Personal information
- Full name: Kenneth Pinkney Wimshurst
- Date of birth: 23 March 1938
- Place of birth: South Shields, England
- Date of death: 6 July 2017 (aged 79)
- Height: 5 ft 10 in (1.78 m)
- Position: Right half

Youth career
- South Shields

Senior career*
- Years: Team / Apps / (Gls)
- 1957–1958: Newcastle United / 0 / (0)
- 1958–1960: Gateshead / 7 / (0)
- 1960–1961: Wolverhampton Wanderers / 0 / (0)
- 1961–1967: Southampton / 152 / (9)
- 1967–1972: Bristol City / 149 / (9)

= Ken Wimshurst =

English footballer

Kenneth Pinkney Wimshurst (23 March 1938 – 6 July 2017) was an English footballer who played as a right half. He made over 300 Football League appearances in the years after the Second World War.

==Career==
Ken Wimshurst played locally for South Shields. Wimshurst moved from South Shields to Newcastle United in July 1957 but failed to breakthrough to the League side who escaped relegation from the First Division only on superior goal average. Wimshurst moved to Gateshead in November 1958. Gateshead struggling at the foot of the Fourth Division finished 20th in the 1958–59 season. However season 1959–60 proved to be the last in the Football League for Gateshead although they finished only 22nd of the 24 sides in the Fourth Division when Peterborough United were elected to replace them. Wimshurst joined Wolverhampton Wanderers from Gateshead in November 1960. Again failing to reach the first team at Wolves Wimshurst was signed for £1,500 by Southampton in July 1961. Alan Dicks signed Wimshurst in October 1967 from Southampton for Bristol City for £15,000.

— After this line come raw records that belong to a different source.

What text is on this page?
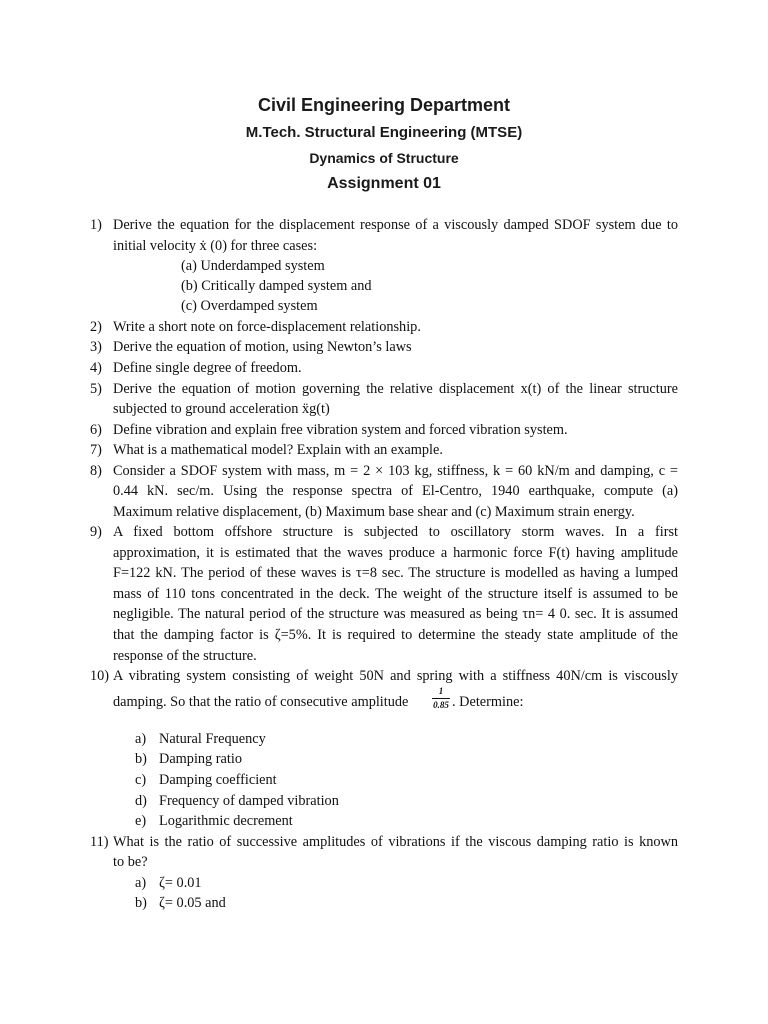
Civil Engineering Department
M.Tech. Structural Engineering (MTSE)
Dynamics of Structure
Assignment 01
1) Derive the equation for the displacement response of a viscously damped SDOF system due to
initial velocity ẋ (0) for three cases:
(a) Underdamped system
(b) Critically damped system and
(c) Overdamped system
2) Write a short note on force-displacement relationship.
3) Derive the equation of motion, using Newton’s laws
4) Define single degree of freedom.
5) Derive the equation of motion governing the relative displacement x(t) of the linear structure
subjected to ground acceleration ẍg(t)
6) Define vibration and explain free vibration system and forced vibration system.
7) What is a mathematical model? Explain with an example.
8) Consider a SDOF system with mass, m = 2 × 103 kg, stiffness, k = 60 kN/m and damping, c =
0.44 kN. sec/m. Using the response spectra of El-Centro, 1940 earthquake, compute (a)
Maximum relative displacement, (b) Maximum base shear and (c) Maximum strain energy.
9) A fixed bottom offshore structure is subjected to oscillatory storm waves. In a first
approximation, it is estimated that the waves produce a harmonic force F(t) having amplitude
F=122 kN. The period of these waves is τ=8 sec. The structure is modelled as having a lumped
mass of 110 tons concentrated in the deck. The weight of the structure itself is assumed to be
negligible. The natural period of the structure was measured as being τn= 4 0. sec. It is assumed
that the damping factor is ζ=5%. It is required to determine the steady state amplitude of the
response of the structure.
10) A vibrating system consisting of weight 50N and spring with a stiffness 40N/cm is viscously
damping. So that the ratio of consecutive amplitude
1
0.85 . Determine:
a) Natural Frequency
b) Damping ratio
c) Damping coefficient
d) Frequency of damped vibration
e) Logarithmic decrement
11) What is the ratio of successive amplitudes of vibrations if the viscous damping ratio is known
to be?
a) ζ= 0.01
b) ζ= 0.05 and
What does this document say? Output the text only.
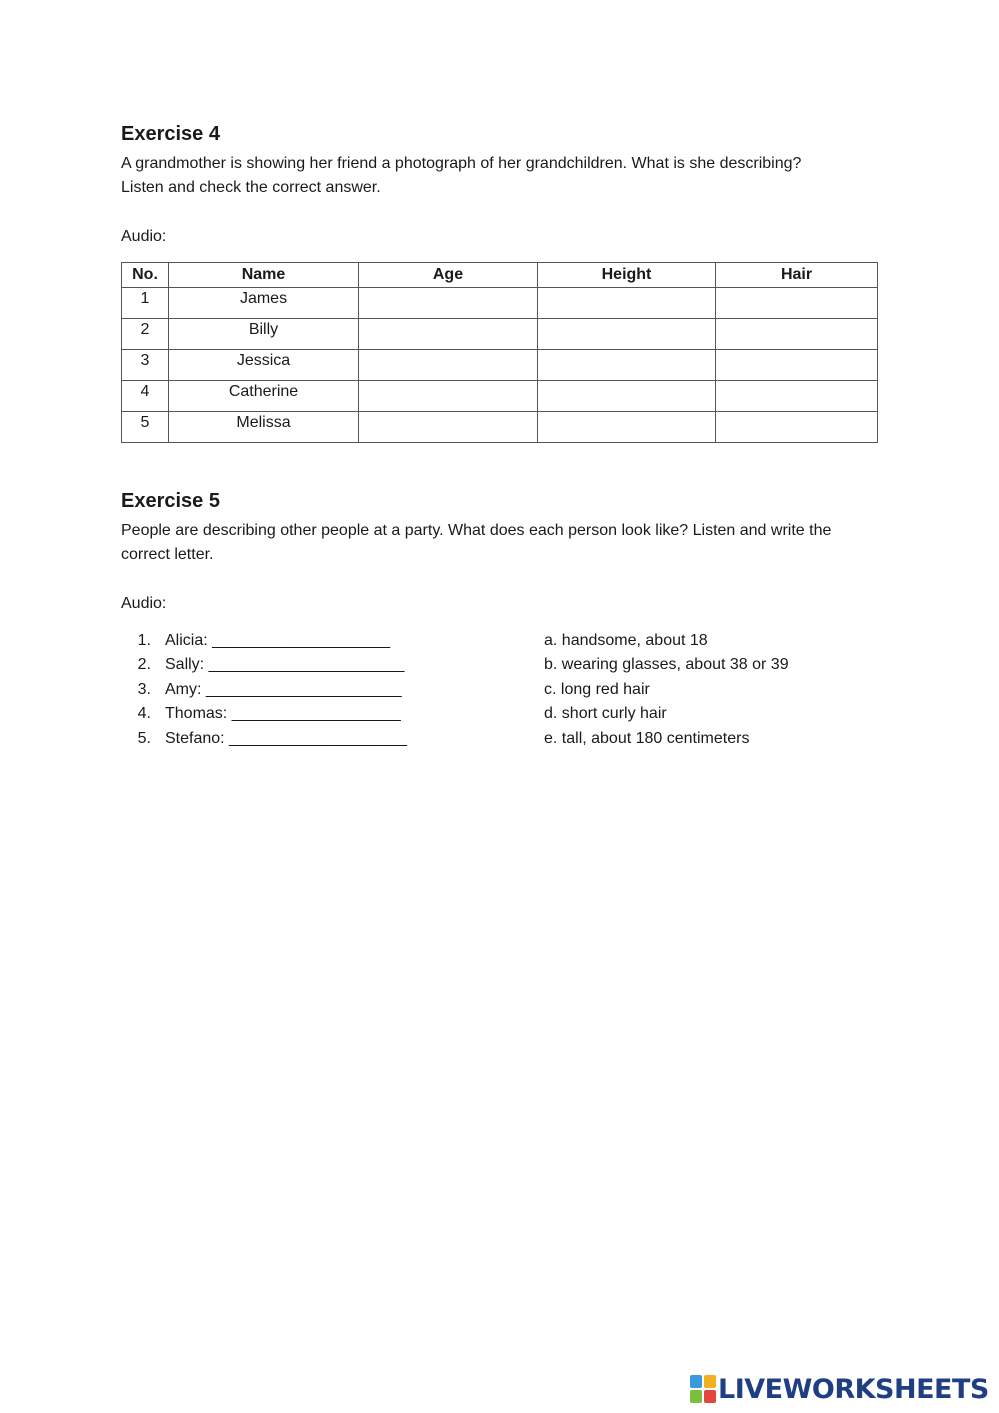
Exercise 4
A grandmother is showing her friend a photograph of her grandchildren. What is she describing?
Listen and check the correct answer.
Audio:
No.	Name	Age	Height	Hair
1	James			
2	Billy			
3	Jessica			
4	Catherine			
5	Melissa			
Exercise 5
People are describing other people at a party. What does each person look like? Listen and write the
correct letter.
Audio:
1. Alicia: ____________________
2. Sally: ______________________
3. Amy: ______________________
4. Thomas: ___________________
5. Stefano: ____________________
a. handsome, about 18
b. wearing glasses, about 38 or 39
c. long red hair
d. short curly hair
e. tall, about 180 centimeters
LIVEWORKSHEETS
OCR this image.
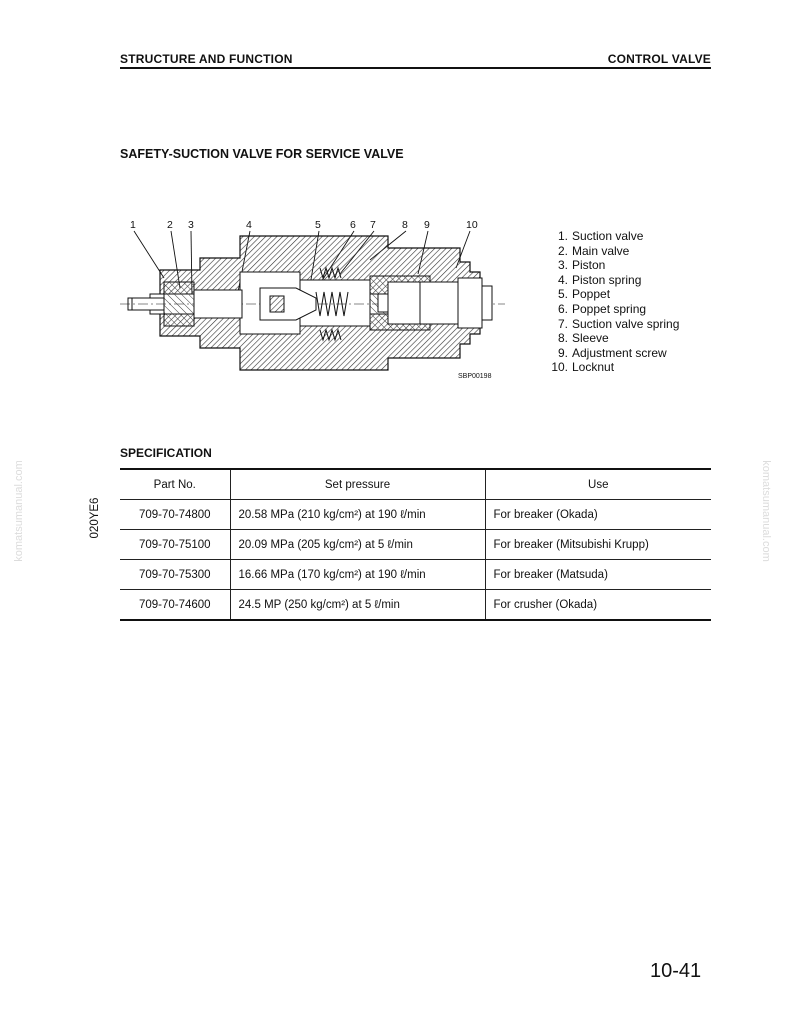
STRUCTURE AND FUNCTION	CONTROL VALVE
SAFETY-SUCTION VALVE FOR SERVICE VALVE
1	2 3	4	5	6 7 8 9	10
SBP00198
1. Suction valve
2. Main valve
3. Piston
4. Piston spring
5. Poppet
6. Poppet spring
7. Suction valve spring
8. Sleeve
9. Adjustment screw
10. Locknut
SPECIFICATION
Part No.	Set pressure	Use
709-70-74800	20.58 MPa (210 kg/cm²) at 190 ℓ/min	For breaker (Okada)
709-70-75100	20.09 MPa (205 kg/cm²) at 5 ℓ/min	For breaker (Mitsubishi Krupp)
709-70-75300	16.66 MPa (170 kg/cm²) at 190 ℓ/min	For breaker (Matsuda)
709-70-74600	24.5 MP (250 kg/cm²) at 5 ℓ/min	For crusher (Okada)
020YE6
komatsumanual.com	komatsumanual.com
10-41
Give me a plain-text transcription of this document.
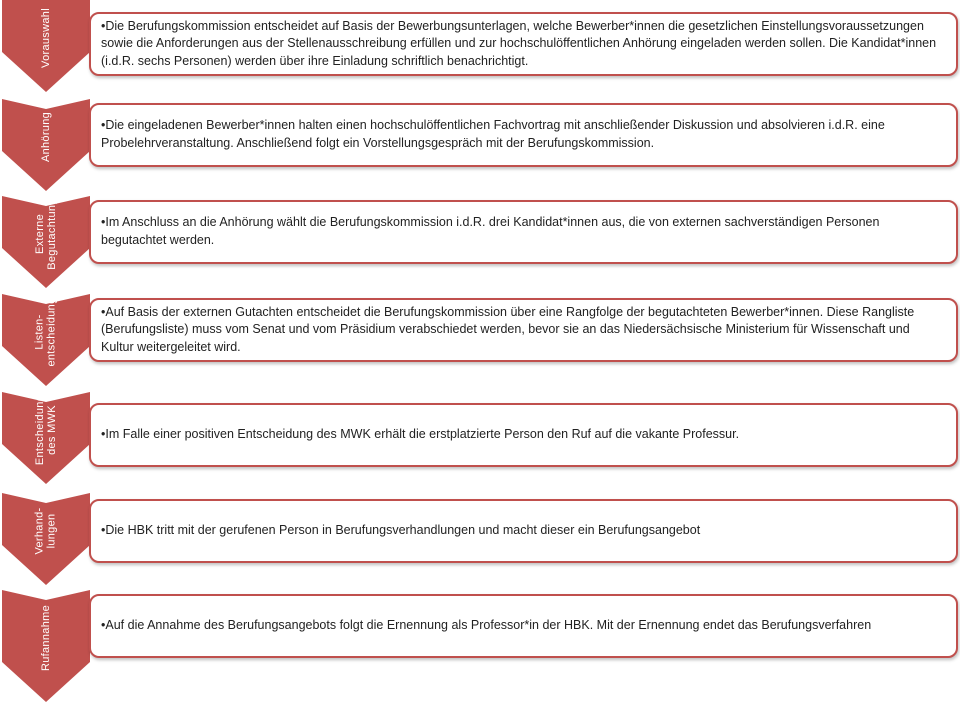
Vorauswahl	•Die Berufungskommission entscheidet auf Basis der Bewerbungsunterlagen, welche Bewerber*innen die gesetzlichen Einstellungsvoraussetzungen sowie die Anforderungen aus der Stellenausschreibung erfüllen und zur hochschulöffentlichen Anhörung eingeladen werden sollen. Die Kandidat*innen (i.d.R. sechs Personen) werden über ihre Einladung schriftlich benachrichtigt.

Anhörung	•Die eingeladenen Bewerber*innen halten einen hochschulöffentlichen Fachvortrag mit anschließender Diskussion und absolvieren i.d.R. eine Probelehrveranstaltung. Anschließend folgt ein Vorstellungsgespräch mit der Berufungskommission.

Externe
Begutachtung	•Im Anschluss an die Anhörung wählt die Berufungskommission i.d.R. drei Kandidat*innen aus, die von externen sachverständigen Personen begutachtet werden.

Listen-
entscheidung	•Auf Basis der externen Gutachten entscheidet die Berufungskommission über eine Rangfolge der begutachteten Bewerber*innen. Diese Rangliste (Berufungsliste) muss vom Senat und vom Präsidium verabschiedet werden, bevor sie an das Niedersächsische Ministerium für Wissenschaft und Kultur weitergeleitet wird.

Entscheidung
des MWK

•Im Falle einer positiven Entscheidung des MWK erhält die erstplatzierte Person den Ruf auf die vakante Professur.

Verhand-
lungen	•Die HBK tritt mit der gerufenen Person in Berufungsverhandlungen und macht dieser ein Berufungsangebot

Rufannahme	•Auf die Annahme des Berufungsangebots folgt die Ernennung als Professor*in der HBK. Mit der Ernennung endet das Berufungsverfahren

After retiring from playing football Ken Wimshurst remained at Bristol City as assistant coach to John Sillett in July 1972. When Sillett left in 1974 Wimshurst became chief coach at Bristol City. Wimshurst left Bristol City in June 1981 and briefly assisted Don Mackay at Dundee. In 1997 Wimshurst was running Southampton's School of Excellence at Bath.

His son in law Ricky Chandler played for Bristol City from 1980 to 1983 before moving to Bath City.

Wimshurst died on 6 July 2017, aged 79.